Galatasaray deplasmanından alınan bir puanın beni son derece mutlu ettiğini belirterek başlamak istiyorum. Sizlerle buluştuğum ilk köşe yazımda Aykut Kocaman’ın özel bir planı olması gerektiğinden bahsetmiştim. O plan bizlerin yüzünü güldürdü. Gayet disiplinli ve ne oynadığını bilen bir takımımız vardı. Galatasaray’a son vuruşlarda ciddi anlamda set ördük. Onların baskı kurduğu anlarda pozisyona sokmayarak iştahlarını kestik.
Maçın ikinci yarısında gelen gol her ne kadar Galatasaray’ı biraz daha iştahlandırsa da Konyaspor iyi bir duruşla onlara o fırsatı vermedi. Aksine Konyaspor’un biraz daha risk alması rakip sahada daha iyi ve daha seri pas yapmasına neden oldu. Seri’nin yapmış olduğu hareket için çıkan kırmızı kart kesinlikle doğruydu. Burada VAR hakemlerinin devreye girmesi ile adalet yerini bulmuş oldu. Kırmızı kart sonrası Konyaspor’un baskısı daha da artarak devam etti. Rakip ceza sahası çevresinde çok iyi kümelenerek iyi oyun çeviren Konyaspor, aradığı golü uzatma dakikalarında bularak bir puanı hanesine yazdırdı. Oyuna baktığımızda da birer puanın adil olduğunu düşünüyorum. Galatasaray’ın son dakikalara eksik girmesinin Konyasporumuz için büyük bir avantaj oldu.

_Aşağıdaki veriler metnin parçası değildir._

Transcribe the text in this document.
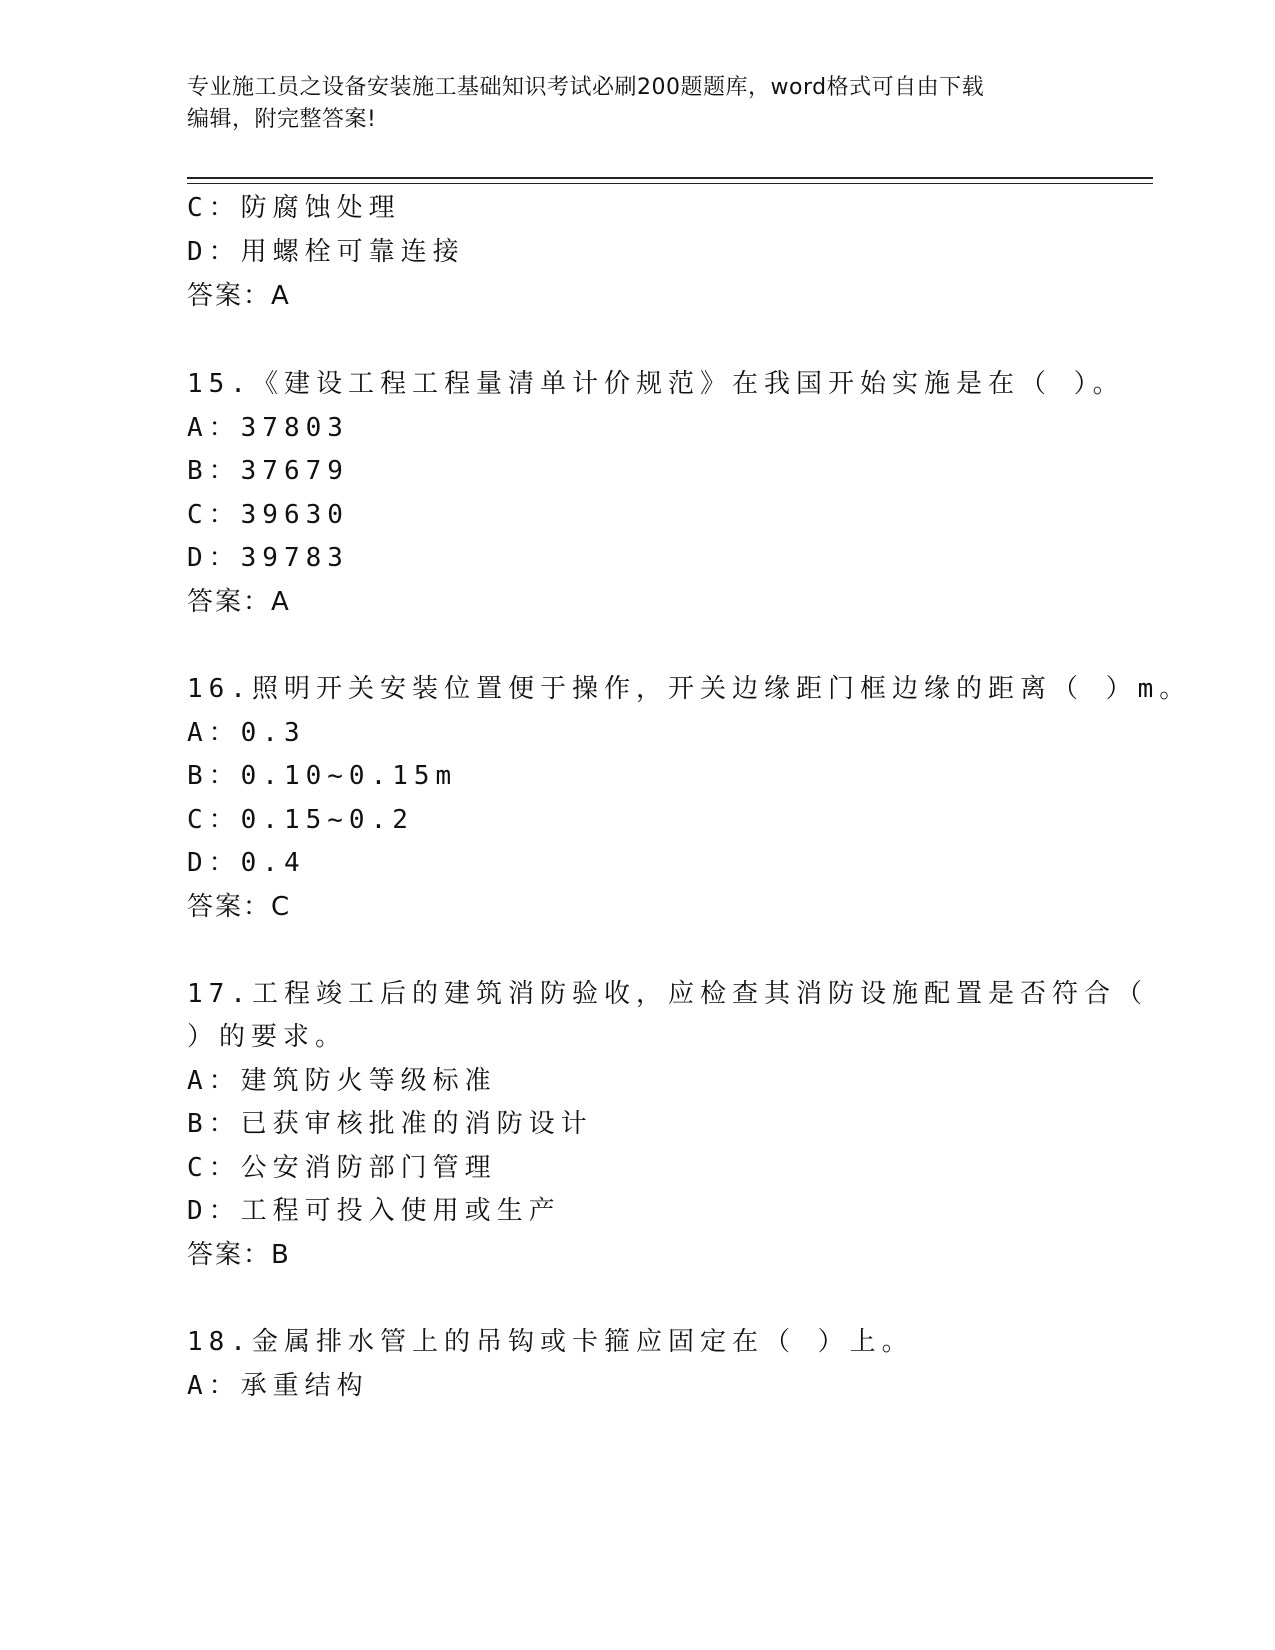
专业施工员之设备安装施工基础知识考试必刷200题题库，word格式可自由下载
编辑，附完整答案!
C：防腐蚀处理
D：用螺栓可靠连接
答案：A
15.《建设工程工程量清单计价规范》在我国开始实施是在（ ）。
A：37803
B：37679
C：39630
D：39783
答案：A
16.照明开关安装位置便于操作，开关边缘距门框边缘的距离（ ）m。
A：0.3
B：0.10~0.15m
C：0.15~0.2
D：0.4
答案：C
17.工程竣工后的建筑消防验收，应检查其消防设施配置是否符合（
）的要求。
A：建筑防火等级标准
B：已获审核批准的消防设计
C：公安消防部门管理
D：工程可投入使用或生产
答案：B
18.金属排水管上的吊钩或卡箍应固定在（ ）上。
A：承重结构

Konyaspor’da tüm oyuncularımızı beğendiğimi belirteyim. İlk haftanın en etkisiz ismi Bajic bu maçta da sahanın etkisiz ismiydi. Oyuncularımızın tamamını beğendim ama golün sahibi Jonsson oyunun genelinde bir tık daha iyiydi. Son pozisyonda iki oyuncumuzun anlaşmazlığına sitem ettiğimiz an şans yanımızdaydı ve Jonsson’a sadece topu ağlarla buluşturmak kaldı. Oyun tarzımız ve takımın maçın son anına kadar ayakta kalması Konyaspor adına güzel bir gelişme diyebiliriz. İlk hafta kaybettiğimiz iki puanı Galatasaray deplasmanından aldığımız puanla ve moral seviyemizin yükselmesi ile telafi etmiş olduk. Konyaspor’umuzu ve Aykut Kocaman’ı yürekten tebrik ediyorum.